Initially, DeSantis surpassed Haley for second place in the Iowa caucuses, depriving her of significant momentum as they approached the New Hampshire primary on Tuesday. The day after Trump’s substantial victory in Iowa, another presidential rival, Vivek Ramaswamy, exited the race and threw his support behind Trump, generating additional headlines.
Now, with DeSantis out of contention as well, he, like Ramaswamy, has endorsed Trump, though with somewhat less enthusiasm. The Florida governor directed most of his criticism toward Haley, labeling the former US ambassador to the UN as part of “the old Republican guard of yesteryear – a repackaged form of warmed-over corporatism.” This line of attack, portraying Haley as an elite-loving globalist, has been a focal point of Trump’s recent criticism against his former Cabinet member.
It took six days for the DeSantis campaign to navigate through the stages of political grief and accept the decision. Nevertheless, the timing and manner of his withdrawal may have ultimately contributed to sealing Trump’s victory.
Most public opinion surveys suggest that a significant majority of DeSantis supporters view Trump as their next preferred candidate, indicating that DeSantis’s exit could work to Trump’s advantage.
For instance, a recent CNN/University of New Hampshire poll released on Sunday revealed that 62% of DeSantis backers in the state listed Trump as their second choice, while only 30% chose Haley.
These statistics pose a challenge for the former South Carolina governor, who has concentrated her efforts on New Hampshire, believing it to be the key to bolstering her campaign and posing a serious challenge to Trump. In theory, her strategy seemed sound, given that the state’s Republican primary is open to both independent voters and party members, providing an opportunity for moderates opposed to Trump’s conservative populism to have a say. Additionally, with 37% of the population being college graduates, a demographic where Haley is stronger, the state appeared promising.
While Haley has experienced a rise in support in recent months, positioning herself as the clear alternative for those dissatisfied with the former president, the question remains whether her people skills and more moderate message will be sufficient.
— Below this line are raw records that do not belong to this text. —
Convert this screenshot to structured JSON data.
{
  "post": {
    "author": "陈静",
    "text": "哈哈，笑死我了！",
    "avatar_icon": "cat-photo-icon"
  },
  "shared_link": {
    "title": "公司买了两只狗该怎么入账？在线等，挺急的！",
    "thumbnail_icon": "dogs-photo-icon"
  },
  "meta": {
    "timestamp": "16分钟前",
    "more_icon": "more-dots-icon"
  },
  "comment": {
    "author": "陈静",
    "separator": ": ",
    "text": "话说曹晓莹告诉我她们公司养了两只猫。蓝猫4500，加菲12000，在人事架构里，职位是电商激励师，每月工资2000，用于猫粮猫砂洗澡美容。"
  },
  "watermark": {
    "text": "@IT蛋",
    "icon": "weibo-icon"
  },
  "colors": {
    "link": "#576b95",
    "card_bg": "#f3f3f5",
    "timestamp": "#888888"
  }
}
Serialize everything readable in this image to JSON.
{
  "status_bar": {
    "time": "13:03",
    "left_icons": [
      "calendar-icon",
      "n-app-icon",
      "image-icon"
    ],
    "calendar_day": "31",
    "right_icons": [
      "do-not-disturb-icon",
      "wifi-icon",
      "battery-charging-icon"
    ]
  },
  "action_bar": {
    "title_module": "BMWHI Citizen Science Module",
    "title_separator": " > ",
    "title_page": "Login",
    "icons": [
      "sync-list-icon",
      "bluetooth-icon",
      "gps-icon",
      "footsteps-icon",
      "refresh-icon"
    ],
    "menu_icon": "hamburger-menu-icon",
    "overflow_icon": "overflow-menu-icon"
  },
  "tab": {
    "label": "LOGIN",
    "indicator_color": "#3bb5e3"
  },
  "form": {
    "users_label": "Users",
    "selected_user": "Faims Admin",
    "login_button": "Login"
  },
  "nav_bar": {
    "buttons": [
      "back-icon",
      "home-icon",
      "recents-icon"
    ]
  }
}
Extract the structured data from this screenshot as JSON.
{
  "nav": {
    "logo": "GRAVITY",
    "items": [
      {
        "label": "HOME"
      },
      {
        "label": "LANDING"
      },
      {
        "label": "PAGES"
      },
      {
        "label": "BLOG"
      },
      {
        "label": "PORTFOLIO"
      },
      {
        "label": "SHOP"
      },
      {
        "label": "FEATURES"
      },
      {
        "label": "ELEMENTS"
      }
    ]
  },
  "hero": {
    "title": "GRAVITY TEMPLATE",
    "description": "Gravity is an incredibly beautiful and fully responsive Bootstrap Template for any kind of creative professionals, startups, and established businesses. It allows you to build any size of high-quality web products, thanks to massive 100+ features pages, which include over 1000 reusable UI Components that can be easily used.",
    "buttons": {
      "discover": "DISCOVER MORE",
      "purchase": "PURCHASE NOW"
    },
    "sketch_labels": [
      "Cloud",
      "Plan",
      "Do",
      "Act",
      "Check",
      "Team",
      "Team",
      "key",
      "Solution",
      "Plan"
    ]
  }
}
Despite her campaign being characterized as a throwback to the pre-Trump era in the Republican Party, emphasizing compromise over grievance politics and conspiracy theories, Haley’s challenge lies in proving that not being Trump and delivering a moderate message alone can secure victory.
If she fails to surpass Trump in New Hampshire, the path forward becomes uncertain, especially in her South Carolina home where Trump enjoys immense popularity and the backing of almost every other state Republican official.
For anti-Trump Republicans, the longstanding lament has been that the majority in the party doesn’t want him as the nominee again, but the field against him remains divided. The hope has always been that uniting behind one candidate would bring victory within reach. On Tuesday in New Hampshire, that theory will finally face a decisive test.